Non ho mai cucinato se non per una missione, però, in compenso, ho scroccato tanto cibo alla banda e ho gustato deliziosi piatti al saloon.

In una delle mie visite a Valentine ho scoperto di poter giocare al gioco del coltello, e così ho perso un paio d'ore a fare un buon tempo per poi scoprire che non c'erano avversari e che stavo scommettendo solo contro di me. Però sono diventato bravo, il primo sfidante sarà una barzelletta.

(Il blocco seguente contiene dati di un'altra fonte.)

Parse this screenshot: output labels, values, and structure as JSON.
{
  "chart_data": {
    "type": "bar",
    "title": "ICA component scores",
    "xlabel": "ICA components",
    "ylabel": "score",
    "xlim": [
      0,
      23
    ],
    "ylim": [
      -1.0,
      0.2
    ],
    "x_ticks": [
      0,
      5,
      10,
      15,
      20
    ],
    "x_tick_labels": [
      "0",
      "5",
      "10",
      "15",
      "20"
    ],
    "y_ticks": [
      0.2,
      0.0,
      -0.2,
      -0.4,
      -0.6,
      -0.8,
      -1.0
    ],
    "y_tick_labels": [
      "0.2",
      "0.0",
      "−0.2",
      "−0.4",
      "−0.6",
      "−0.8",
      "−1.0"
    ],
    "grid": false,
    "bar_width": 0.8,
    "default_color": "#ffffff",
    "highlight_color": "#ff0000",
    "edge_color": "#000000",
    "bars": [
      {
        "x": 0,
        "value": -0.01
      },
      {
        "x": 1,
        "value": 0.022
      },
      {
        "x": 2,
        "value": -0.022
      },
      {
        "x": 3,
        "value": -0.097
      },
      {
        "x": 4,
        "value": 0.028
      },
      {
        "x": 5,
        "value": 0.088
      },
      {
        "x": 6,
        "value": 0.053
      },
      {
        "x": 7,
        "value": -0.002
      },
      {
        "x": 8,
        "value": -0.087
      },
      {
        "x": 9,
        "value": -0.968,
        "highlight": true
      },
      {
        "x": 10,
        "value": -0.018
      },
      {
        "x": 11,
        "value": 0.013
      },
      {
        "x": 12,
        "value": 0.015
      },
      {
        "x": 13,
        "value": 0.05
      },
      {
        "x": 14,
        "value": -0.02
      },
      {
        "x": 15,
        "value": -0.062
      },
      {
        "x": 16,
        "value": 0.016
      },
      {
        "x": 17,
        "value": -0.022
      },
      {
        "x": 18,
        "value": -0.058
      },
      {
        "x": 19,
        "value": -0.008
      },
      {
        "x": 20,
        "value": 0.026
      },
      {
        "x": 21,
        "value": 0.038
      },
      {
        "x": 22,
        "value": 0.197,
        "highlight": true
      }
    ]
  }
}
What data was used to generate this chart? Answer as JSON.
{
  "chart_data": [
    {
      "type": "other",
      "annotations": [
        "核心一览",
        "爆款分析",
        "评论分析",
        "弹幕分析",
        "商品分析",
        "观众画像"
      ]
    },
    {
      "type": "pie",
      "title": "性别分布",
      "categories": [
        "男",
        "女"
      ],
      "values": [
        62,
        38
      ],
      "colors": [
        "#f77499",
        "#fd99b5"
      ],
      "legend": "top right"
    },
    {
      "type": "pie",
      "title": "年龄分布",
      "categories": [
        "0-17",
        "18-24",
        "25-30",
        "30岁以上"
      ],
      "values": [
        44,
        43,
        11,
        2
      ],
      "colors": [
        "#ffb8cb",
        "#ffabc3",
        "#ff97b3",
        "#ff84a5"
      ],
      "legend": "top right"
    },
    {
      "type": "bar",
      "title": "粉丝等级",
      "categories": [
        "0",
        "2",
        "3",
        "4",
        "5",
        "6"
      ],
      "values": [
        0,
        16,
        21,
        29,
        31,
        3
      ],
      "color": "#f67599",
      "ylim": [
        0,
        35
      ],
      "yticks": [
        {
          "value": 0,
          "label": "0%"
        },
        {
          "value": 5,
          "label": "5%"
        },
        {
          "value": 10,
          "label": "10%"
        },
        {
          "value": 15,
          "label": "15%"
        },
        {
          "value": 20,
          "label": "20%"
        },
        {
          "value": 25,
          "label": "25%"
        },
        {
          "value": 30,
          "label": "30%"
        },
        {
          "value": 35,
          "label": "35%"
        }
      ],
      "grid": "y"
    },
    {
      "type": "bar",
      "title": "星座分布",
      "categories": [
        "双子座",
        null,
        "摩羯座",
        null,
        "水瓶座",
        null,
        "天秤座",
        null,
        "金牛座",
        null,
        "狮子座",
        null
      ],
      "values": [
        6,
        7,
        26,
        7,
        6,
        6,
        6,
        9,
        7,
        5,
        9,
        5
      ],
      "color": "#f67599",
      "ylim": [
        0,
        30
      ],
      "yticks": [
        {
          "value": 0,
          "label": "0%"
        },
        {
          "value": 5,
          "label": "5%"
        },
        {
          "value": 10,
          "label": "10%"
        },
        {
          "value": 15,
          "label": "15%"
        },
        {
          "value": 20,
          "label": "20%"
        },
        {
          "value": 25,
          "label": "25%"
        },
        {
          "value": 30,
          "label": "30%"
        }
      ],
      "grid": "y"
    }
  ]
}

Ho sparato agli uccelli, alle pietre, ai pesci e, per errore, ad un macellaio. Non è stato divertente non poter spiegare alle guardie che avevo premuto il tasto sbagliato, così sono morto. Sono morto una decina di volte dopo, cercando di fare cose strane con il cavallo senza riuscirci.

Ah, già! Ho aiutato anche alcuni tizi per strada che mi hanno chiesto aiuto e ho dato la ciaccia ad un orso che è diventato il mio acerrimo nemico.

Qualcuno potrebbe dire che non ho giocato a Red Dead Rdemption 2, che sto buttando via il mio tempo e che mi sto perdendo una bella fetta di gioco. Sì, probabilmente è vero, ma ci penserò dopo la prossima mano di poker. Forse.